Attempting to explain the term further may have resulted in more anger, so, Garflin chose to let it go.  The two of them walked silently for hours.  The brushwood had dissipated enough for the two of them to walk freely on the ground but Pip still took the high road every now and again.


“Do you live in a …,” Pip asked having to pause to think of the name.


“Yes,” Garflin answered truly.  “It is in the city of Solaced, but I rarely stay there.”


“Is there many houses in a city,” she continued.


“Yes, some more than others,” Garflin told her.  “Solaced is one of the smallest.”


“Sometimes I wish nymphs would make a city,” she admitted, “I see so few of my own.”


Garflin understood the feeling.  Only three other brownies lived in Solaced.  The brownies still living in the forest, much like the nymphs, lived solitary lives avoiding all others.  When the brownies were all gone, there would be nothing left of their history or culture.  Neya’s words came to mind, “Someday your people will know what it is like to be fairytales too.”


“We would welcome you in Solaced,” Garflin told her.


Pip smiled and gave the brownie a little shove.


“Then I could get me one of those styles you were talking about,” she teased.


The nymph had eaten all of the lotus bread.  That much food would have fed Garflin for a week.  The brownie could hardly believe the girl was still able to eat some dried fruit when they stopped for a break.


“You eat like a hairfoot,” Garflin told her when she had accepted the fruit.


“I never get to eat these things,” she explained, “A girl grows tired of nuts and berries.”


Wildlife had grown abundant as they had gone further into the forest.  At every turn, there was some animal wanting the attention of the nymph.  Some had injuries but most just wanted a scratch behind the ears or a pat on the head.  It was the first time Garflin had truly seen the nymph for what they really were.  They were closer to nature than the druid or ranger had ever been.  The nymph gained no magic from her bond with nature, nor did they seek any.  They took care of the forest because they were a part of it.

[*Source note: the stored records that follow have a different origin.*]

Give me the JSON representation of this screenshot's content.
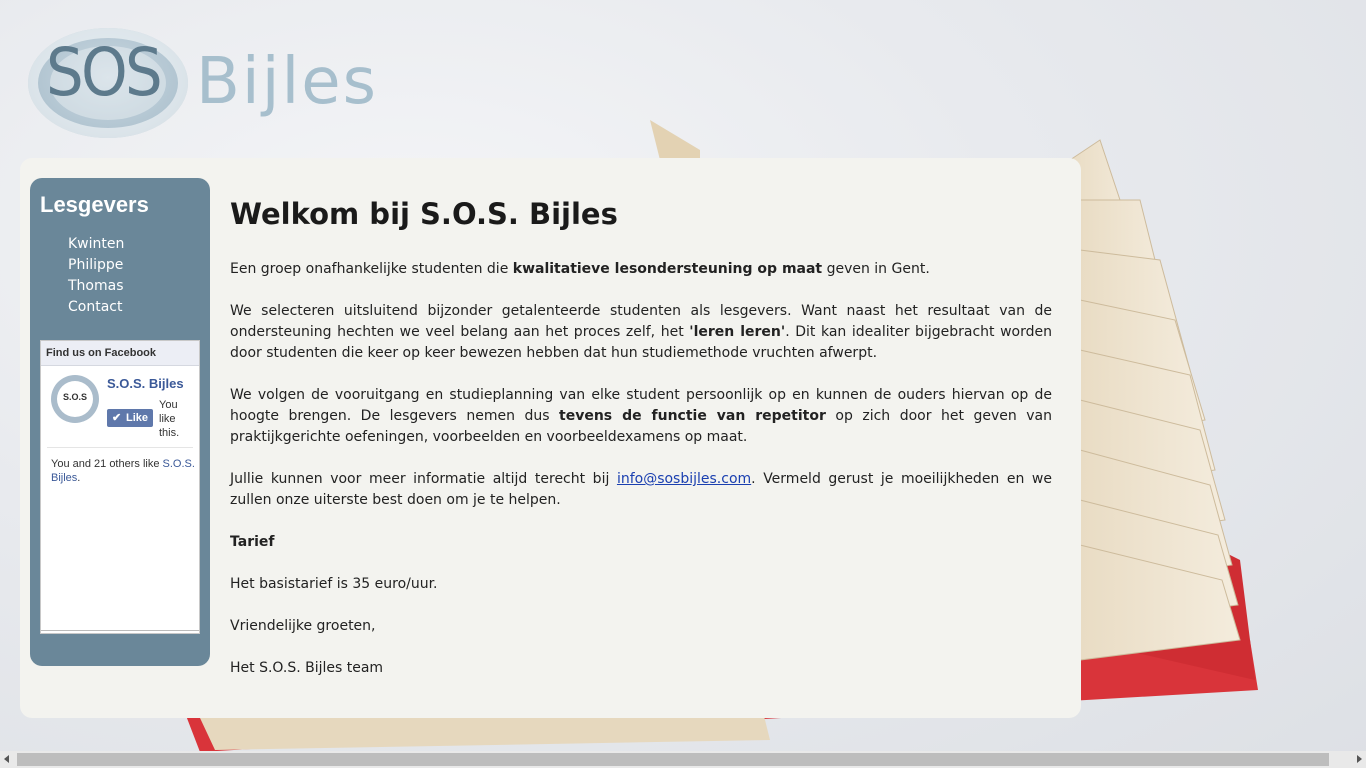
{
  "logo": {
    "part1": "SOS",
    "part2": "Bijles"
  },
  "sidebar": {
    "title": "Lesgevers",
    "items": [
      {
        "label": "Kwinten"
      },
      {
        "label": "Philippe"
      },
      {
        "label": "Thomas"
      },
      {
        "label": "Contact"
      }
    ]
  },
  "facebook": {
    "header": "Find us on Facebook",
    "avatar_text": "S.O.S",
    "page_name": "S.O.S. Bijles",
    "like_label": "Like",
    "you_like": "You like this.",
    "count_prefix": "You and 21 others like ",
    "count_link": "S.O.S. Bijles",
    "count_suffix": "."
  },
  "main": {
    "title": "Welkom bij S.O.S. Bijles",
    "p1_a": "Een groep onafhankelijke studenten die ",
    "p1_b": "kwalitatieve lesondersteuning op maat",
    "p1_c": " geven in Gent.",
    "p2_a": "We selecteren uitsluitend bijzonder getalenteerde studenten als lesgevers. Want naast het resultaat van de ondersteuning hechten we veel belang aan het proces zelf, het ",
    "p2_b": "'leren leren'",
    "p2_c": ". Dit kan idealiter bijgebracht worden door studenten die keer op keer bewezen hebben dat hun studiemethode vruchten afwerpt.",
    "p3_a": "We volgen de vooruitgang en studieplanning van elke student persoonlijk op en kunnen de ouders hiervan op de hoogte brengen. De lesgevers nemen dus ",
    "p3_b": "tevens de functie van repetitor",
    "p3_c": " op zich door het geven van praktijkgerichte oefeningen, voorbeelden en voorbeeldexamens op maat.",
    "p4_a": "Jullie kunnen voor meer informatie altijd terecht bij ",
    "p4_link": "info@sosbijles.com",
    "p4_c": ". Vermeld gerust je moeilijkheden en we zullen onze uiterste best doen om je te helpen.",
    "tarief_heading": "Tarief",
    "tarief_text": "Het basistarief is 35 euro/uur.",
    "greeting": "Vriendelijke groeten,",
    "signature": "Het S.O.S. Bijles team"
  },
  "colors": {
    "sidebar_bg": "#6a8799",
    "panel_bg": "#f3f3ef",
    "link": "#1a3fb0",
    "facebook_blue": "#3b5998"
  }
}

When the wood became dark, Pip found them a nice spot under a tree to bed down.  The chill of the night was already settling in the forest.  The nymph feared fire so that option for warmth was out of the question.  Garflin hoped that the cloak that Neya had given him was as warm as it was tough.  The nymph and brownie curled up protected from the night air by the branches of the tree.  Garflin shared his cloak with Pip glad to have the extra body heat to ward off the cold.

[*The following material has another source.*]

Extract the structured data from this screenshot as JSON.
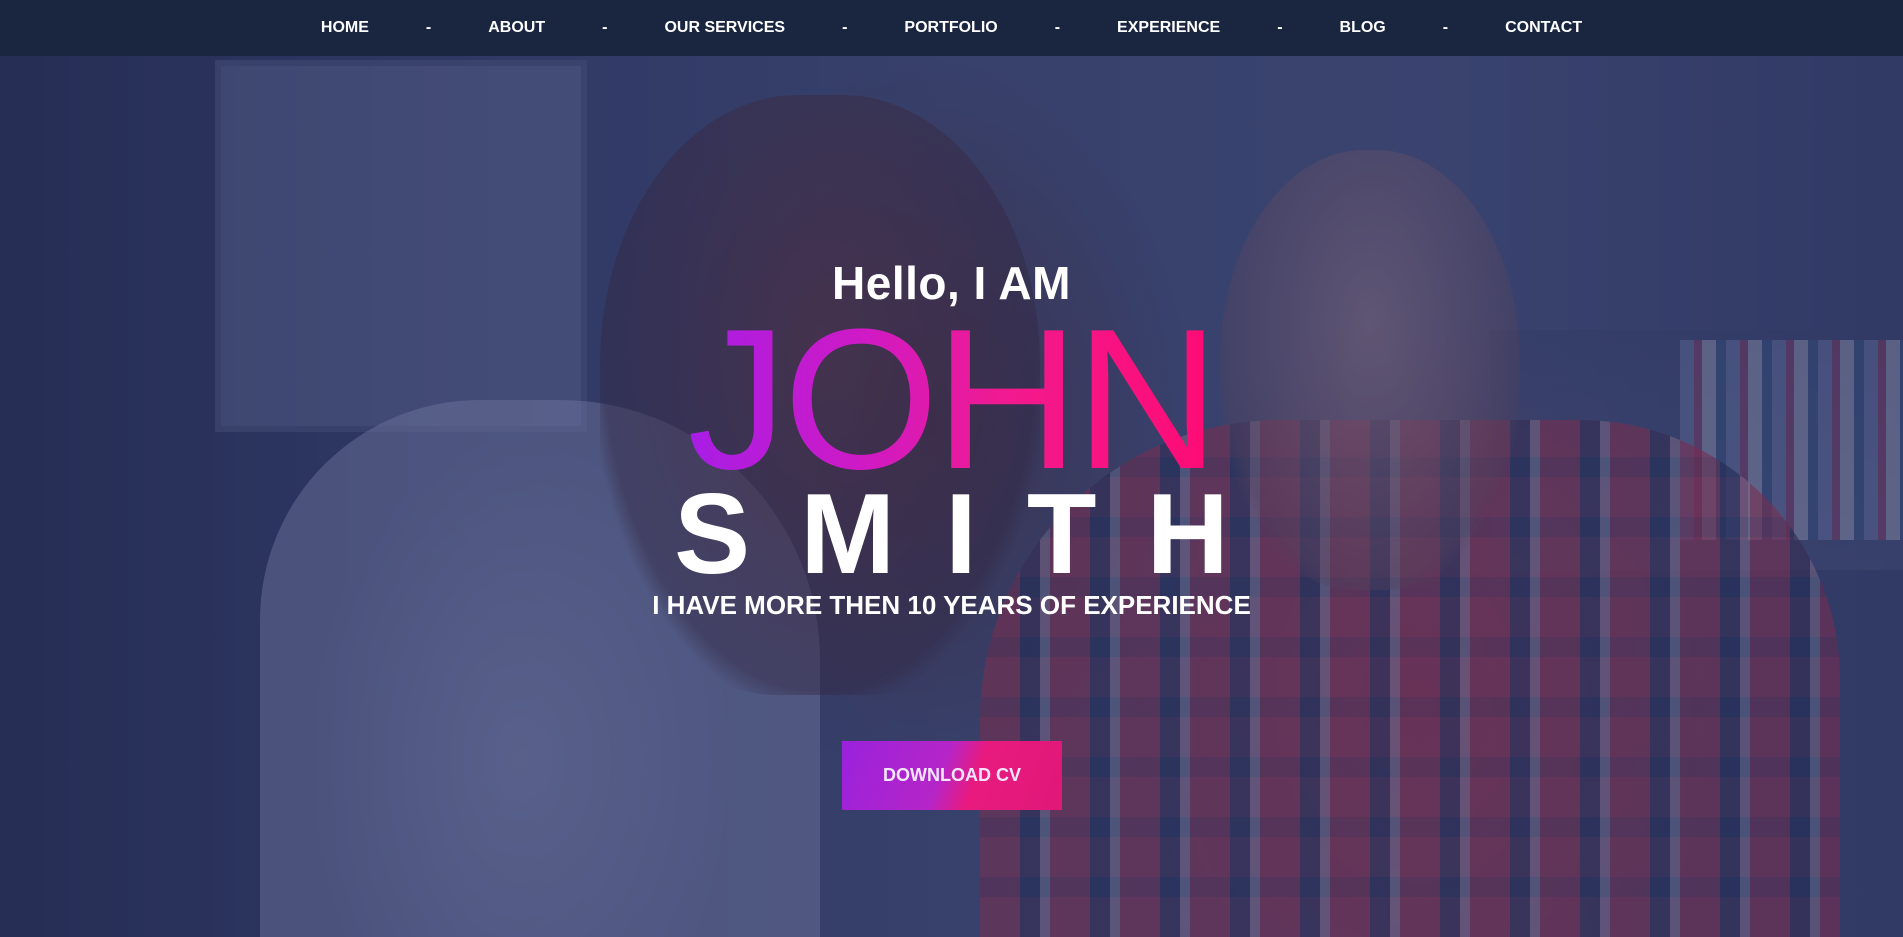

The morning brought with it new troubles.  Garflin awoke just before the sun.  He shivered with the cold and reached to pull his cloak tighter around him.  The cloak was gone along with his pack and Pip.  The nymph had double-crossed him.  All he had left was his dagger with the broken tip, his bow with no arrows, and his useless map the nymph had apparently discarded.

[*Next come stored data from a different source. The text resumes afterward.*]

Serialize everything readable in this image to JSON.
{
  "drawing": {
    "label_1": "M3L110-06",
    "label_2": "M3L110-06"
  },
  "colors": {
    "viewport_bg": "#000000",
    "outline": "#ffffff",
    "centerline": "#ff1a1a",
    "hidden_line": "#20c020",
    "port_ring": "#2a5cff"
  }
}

Nymphs were tricksters.  How many times had he reminded himself of that fact?  Yet he had still followed her like a lamb to the slaughter.  And somehow he was still astonished not to find her when he woke up.  Apparently, Pip had not needed her charm spells on him.  His idiocy was enough.


Garflin sat against the tree that had been his bed, debating if he should turn back.  Out of habit, he glanced down at the map in his hands.  It was the same map that Neya had given him but it had been updated.  Pip had altered the map and made it clear.


The little voice inside him reminded him of the nymph ways.  That little voice had been ignored so many times in the last few weeks, the brownie hardly noticed it.  He studied the map closely to get his bearings before he sat out into the unknown.  The map had a path drawn from a dot, which Garflin had decide was his current position, to a small X just south of him.  With at least a little hope restored, the brownie set off to find whatever Pip had marked on the map.  He just hoped that she had understood that if he failed, the place she called home would be no more.